Diabetes and the nerves

Diabetic neuropathy, a possible complication of diabetes, involves damage to the nerves.

The most common form is a polyneuropathy, which causes diminished sensation in the hands, feet and legs, where it's usually most marked.

Diabetic neuropathy is often symptomless, but may be associated with numbness, tingling, and pins and needles in the hands and feet. It’s also less commonly associated with debilitating, severe, deep-seated pain and increased sensitivity to touch. Ankle jerks, which are elicited by the doctor with a small hammer during an examination of the nervous system, are decreased or absent.
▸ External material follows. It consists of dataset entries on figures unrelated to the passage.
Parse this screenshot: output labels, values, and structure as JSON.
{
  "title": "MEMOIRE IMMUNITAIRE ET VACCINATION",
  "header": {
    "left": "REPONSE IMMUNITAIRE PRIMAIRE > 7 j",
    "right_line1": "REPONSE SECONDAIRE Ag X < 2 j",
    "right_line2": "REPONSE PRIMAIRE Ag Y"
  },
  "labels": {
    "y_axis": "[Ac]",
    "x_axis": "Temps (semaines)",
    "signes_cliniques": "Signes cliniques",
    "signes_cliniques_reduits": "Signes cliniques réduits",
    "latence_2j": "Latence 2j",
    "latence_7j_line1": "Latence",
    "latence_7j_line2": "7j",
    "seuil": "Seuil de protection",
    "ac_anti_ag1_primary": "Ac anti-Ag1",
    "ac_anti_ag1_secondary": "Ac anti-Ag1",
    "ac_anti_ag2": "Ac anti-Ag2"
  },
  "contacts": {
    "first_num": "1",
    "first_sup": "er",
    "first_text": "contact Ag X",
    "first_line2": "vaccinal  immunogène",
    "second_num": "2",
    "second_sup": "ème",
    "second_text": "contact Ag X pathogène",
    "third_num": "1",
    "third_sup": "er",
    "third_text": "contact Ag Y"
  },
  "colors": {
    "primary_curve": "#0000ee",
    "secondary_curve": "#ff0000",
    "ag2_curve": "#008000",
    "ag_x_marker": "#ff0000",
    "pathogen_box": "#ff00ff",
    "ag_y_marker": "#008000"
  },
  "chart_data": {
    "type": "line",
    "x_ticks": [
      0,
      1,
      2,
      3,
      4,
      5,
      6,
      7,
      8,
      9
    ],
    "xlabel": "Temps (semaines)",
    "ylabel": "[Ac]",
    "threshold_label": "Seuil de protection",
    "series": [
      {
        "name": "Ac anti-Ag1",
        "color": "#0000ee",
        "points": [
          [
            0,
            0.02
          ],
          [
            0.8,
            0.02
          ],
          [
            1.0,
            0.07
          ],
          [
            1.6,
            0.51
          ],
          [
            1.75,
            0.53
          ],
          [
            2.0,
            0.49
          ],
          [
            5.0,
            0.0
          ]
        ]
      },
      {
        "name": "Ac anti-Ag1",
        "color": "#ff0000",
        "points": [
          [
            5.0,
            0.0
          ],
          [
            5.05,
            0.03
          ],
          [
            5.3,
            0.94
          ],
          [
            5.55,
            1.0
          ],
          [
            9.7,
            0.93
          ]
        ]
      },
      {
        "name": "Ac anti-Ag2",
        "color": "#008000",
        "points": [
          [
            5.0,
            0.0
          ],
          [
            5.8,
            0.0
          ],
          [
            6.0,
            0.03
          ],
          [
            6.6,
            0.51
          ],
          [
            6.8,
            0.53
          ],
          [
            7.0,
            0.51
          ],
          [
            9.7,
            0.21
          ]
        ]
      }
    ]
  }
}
Symptoms and signs of polyneuropathy can be present at diagnosis in patients with type 2 diabetes, but it's not usually found in people with recently diagnosed type 1 diabetes.

Older diabetics can suffer from acute and painful so-called mononeuropathies affecting the nerves of the head and neck (the cranial nerves). These symptoms may resolve spontaneously over a period of weeks to months.

Autonomic neuropathy occurs mainly in those diabetics who have polyneuropathy. This affects the part of the nervous system responsible for the control of bodily functions that are not consciously controlled. This includes regular beating of the heart, intestinal movements, sweating and salivation.

Diabetic neuropathy can cause postural hypotension, in which blood pressure falls when a person stands up suddenly. It can also cause disordered sweating; erectile dysfunction and retrograde ejaculation in men; impaired bladder function; delayed emptying of the gut; problems with swallowing; constipation and diarrhoea. Diarrhoea at night is very characteristic.